Epiphany III - in your hearing of it
There is a return to the Gospel according to Luke today -- Luke is our companion for this third of a three-year lectionary. We're still interested in 'beginnings' at this point in the lectionary, so today's reading is Luke's description of how Jesus begins what we learn to call his 'public ministry.'
After making the rounds of the local towns, teaching in the neighboring synagogues, he heads home. He goes, '...to the synagogue on the sabbath day, as was his custom,' and reads for the hometown crowd. A nice bit of Isaiah - beloved prophet of the people.
"The Spirit of the Lord is upon me," Jesus reads from the scroll.
"Ooo, who is this?" That's the general response from the hometown crowd -- at least in this part of the reading. "He reads so nicely! So gracious a presence and voice, Not Like Some..."
Hometowns are dangerous. Too familiar.
Perhaps you have been in the position of meeting people's expectations, or being an occasional crowd-pleaser. It can be intoxicating. 'Let's stay on this mountaintop,' one might say. Certainly, I wouldn't want to disappoint or challenge anyone's expectations.
Before we get to Jesus' challenge to the hometown crowd, though (that's next week, when we finish the scenario), we have his simple, cryptic response:
'Today this scripture has been fulfilled in your hearing.'
To hear is to obey.
In the section Jesus read to the synagogue, Isaiah had been writing how the Spirit of the Lord was resting on the Prophet, and that the measure of whether the pronouncement of the Prophet (and all prophets) was indeed drawing from the spirit of the Lord was whether it did indeed bring 'good news to the poor.' Does it liberate, restore sight, set free that which is oppressed?

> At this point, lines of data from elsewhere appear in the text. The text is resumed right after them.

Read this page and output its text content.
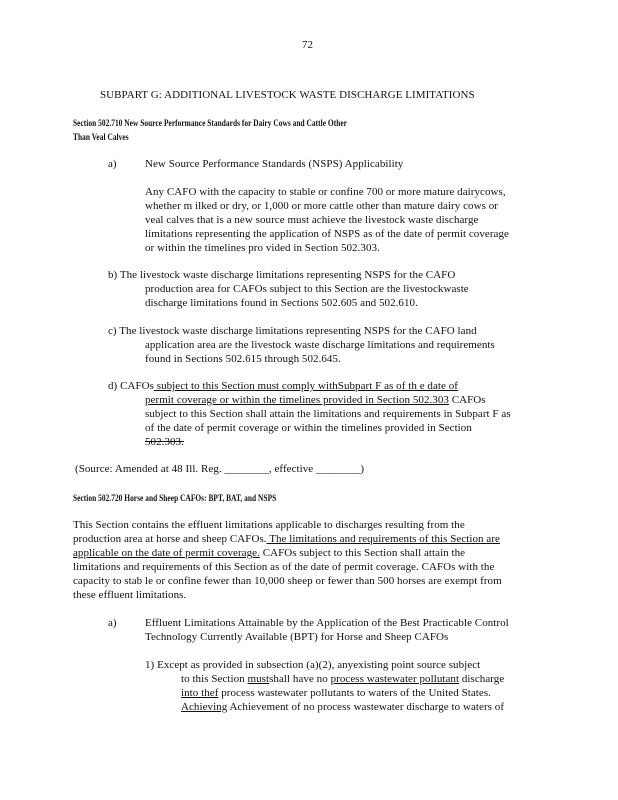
72
SUBPART G: ADDITIONAL LIVESTOCK WASTE DISCHARGE LIMITATIONS
Section 502.710 New Source Performance Standards for Dairy Cows and Cattle Other
Than Veal Calves
a)	New Source Performance Standards (NSPS) Applicability
Any CAFO with the capacity to stable or confine 700 or more mature dairycows,
whether m ilked or dry, or 1,000 or more cattle other than mature dairy cows or
veal calves that is a new source must achieve the livestock waste discharge
limitations representing the application of NSPS as of the date of permit coverage
or within the timelines pro vided in Section 502.303.
b) The livestock waste discharge limitations representing NSPS for the CAFO
production area for CAFOs subject to this Section are the livestockwaste
discharge limitations found in Sections 502.605 and 502.610.
c) The livestock waste discharge limitations representing NSPS for the CAFO land
application area are the livestock waste discharge limitations and requirements
found in Sections 502.615 through 502.645.
d) CAFOs subject to this Section must comply withSubpart F as of th e date of
permit coverage or within the timelines provided in Section 502.303 CAFOs
subject to this Section shall attain the limitations and requirements in Subpart F as
of the date of permit coverage or within the timelines provided in Section
502.303.
(Source: Amended at 48 Ill. Reg. ________, effective ________)
Section 502.720 Horse and Sheep CAFOs: BPT, BAT, and NSPS
This Section contains the effluent limitations applicable to discharges resulting from the
production area at horse and sheep CAFOs. The limitations and requirements of this Section are
applicable on the date of permit coverage. CAFOs subject to this Section shall attain the
limitations and requirements of this Section as of the date of permit coverage. CAFOs with the
capacity to stab le or confine fewer than 10,000 sheep or fewer than 500 horses are exempt from
these effluent limitations.
a)	Effluent Limitations Attainable by the Application of the Best Practicable Control
Technology Currently Available (BPT) for Horse and Sheep CAFOs
1) Except as provided in subsection (a)(2), anyexisting point source subject
to this Section mustshall have no process wastewater pollutant discharge
into thef process wastewater pollutants to waters of the United States.
Achieving Achievement of no process wastewater discharge to waters of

Does it proclaim in word and deed what it means for divine favor truly to dwell richly with us?
This proclamation is made real, enfleshed, 'in-your-hearing-of-it.' Truly hearing it. Truly taking it in, as water into parched soil. Embodying this liberative word, it is fulfilled then in us, in our truly hearing it.
Yes, Jesus may be alluding to himself - certainly much later Christian interpretation preferred this route - in saying that the Spirit of the Lord rests on the speaker, Jesus, who has been anointed (Christos - in Greek - means anointed).
So, look out! If I were the hometown crowd, I would not be complimenting him (so handsome! Is this not Joseph's son?) -- I'd be wary, wondering what is coming next after such a statement.
Are the poor given good news in our proclamations?
Are the captive and oppressed made more free?
Are those suffering from any blindness given their sight to see truly?
The Spirit of the Lord rested on him, and He was anointed to show us the way to participate in God's liberation of all things.
The Spirit of the Lord rests on you, too, and this word is fulfilled - embodied - in your hearing of it.
Take it into yourself. Let it penetrate to the core of your being, your sadness, your vulnerability. Be made into an instrument of the Peace of God, the Spirit of the Lord, the Way of Peace.